In the case of 'reduce a human body to energy', presumably by turning it into gamma ray photons by one means or another, the answer is fairly straightforward... the average mass of, say, a North American is 80.7kg, and via $E=mc^2$ you get about 7.3 exajoules (about 1.7 gigatonnes TNT equivalent, slightly larger than the ecombined yield of the world's nuclear arsenals).
Your request, "free quarks and electrons" is somewhat harder because colour confinement prevents free quarks from being a thing at the sort of temperatures you'd expect to find in most parts of the universe these days. Very, very loosely speaking... when you try and separate them, the amount of energy you pump into the system is sufficient to create new quark-antiquark pairs which hook up with the quarks you were trying to pull apart, forming new hadrons.
You can avoid this issue by forming a quark-gluon plasma. You can do this by heating regular matter up to 2x1012K, at which point protons and neutrons will fall apart into their constituent quarks. Apparently an average human body (whatever one of those is) contains about 4.1x1028 nucleons, and the quark-gluon plasma temperature is equivalent to giving each of those about 140MeV of energy. This works out as about 920 petajoules, or a mere 220 megatonnes equivalent.

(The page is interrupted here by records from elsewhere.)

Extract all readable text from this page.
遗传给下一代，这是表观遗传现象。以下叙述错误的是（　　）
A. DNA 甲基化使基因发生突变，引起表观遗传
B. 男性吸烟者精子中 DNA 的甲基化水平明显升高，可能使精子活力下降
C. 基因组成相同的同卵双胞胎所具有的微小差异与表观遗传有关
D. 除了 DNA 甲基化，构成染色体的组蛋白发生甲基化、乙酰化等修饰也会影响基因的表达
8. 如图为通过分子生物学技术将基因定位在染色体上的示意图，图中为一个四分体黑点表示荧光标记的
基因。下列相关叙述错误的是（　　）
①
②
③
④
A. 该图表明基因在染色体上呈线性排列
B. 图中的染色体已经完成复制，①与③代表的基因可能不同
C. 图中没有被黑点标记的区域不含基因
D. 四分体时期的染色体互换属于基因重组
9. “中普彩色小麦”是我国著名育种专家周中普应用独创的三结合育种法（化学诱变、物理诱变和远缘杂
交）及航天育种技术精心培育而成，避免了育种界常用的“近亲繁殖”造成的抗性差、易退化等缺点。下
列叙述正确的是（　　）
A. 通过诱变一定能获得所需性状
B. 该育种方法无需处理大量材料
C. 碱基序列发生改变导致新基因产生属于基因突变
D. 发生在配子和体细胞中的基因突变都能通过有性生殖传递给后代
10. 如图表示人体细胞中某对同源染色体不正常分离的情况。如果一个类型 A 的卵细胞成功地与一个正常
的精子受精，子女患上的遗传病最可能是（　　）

Given how hot the resulting plasma is, you'll find it will cool down extremely rapidly by releasing a lot of gamma rays and congealing back into regular plasma made of baryons, which will then expand rapidly (on account of being Quite Hot).
The end result, in either case, will resemble a large nuclear fireball, and devastation of the sort you'd expect to see from an asteroid impact or major volcanic eruption (such as the eruption of Thera for total energy conversion, or Krakatoa for the quark-gluon plasma).
Clearly, if you want to evaporate someone into nothingness, you'd best find a different mechanism (though I can't argue against its effectiveness on most targets).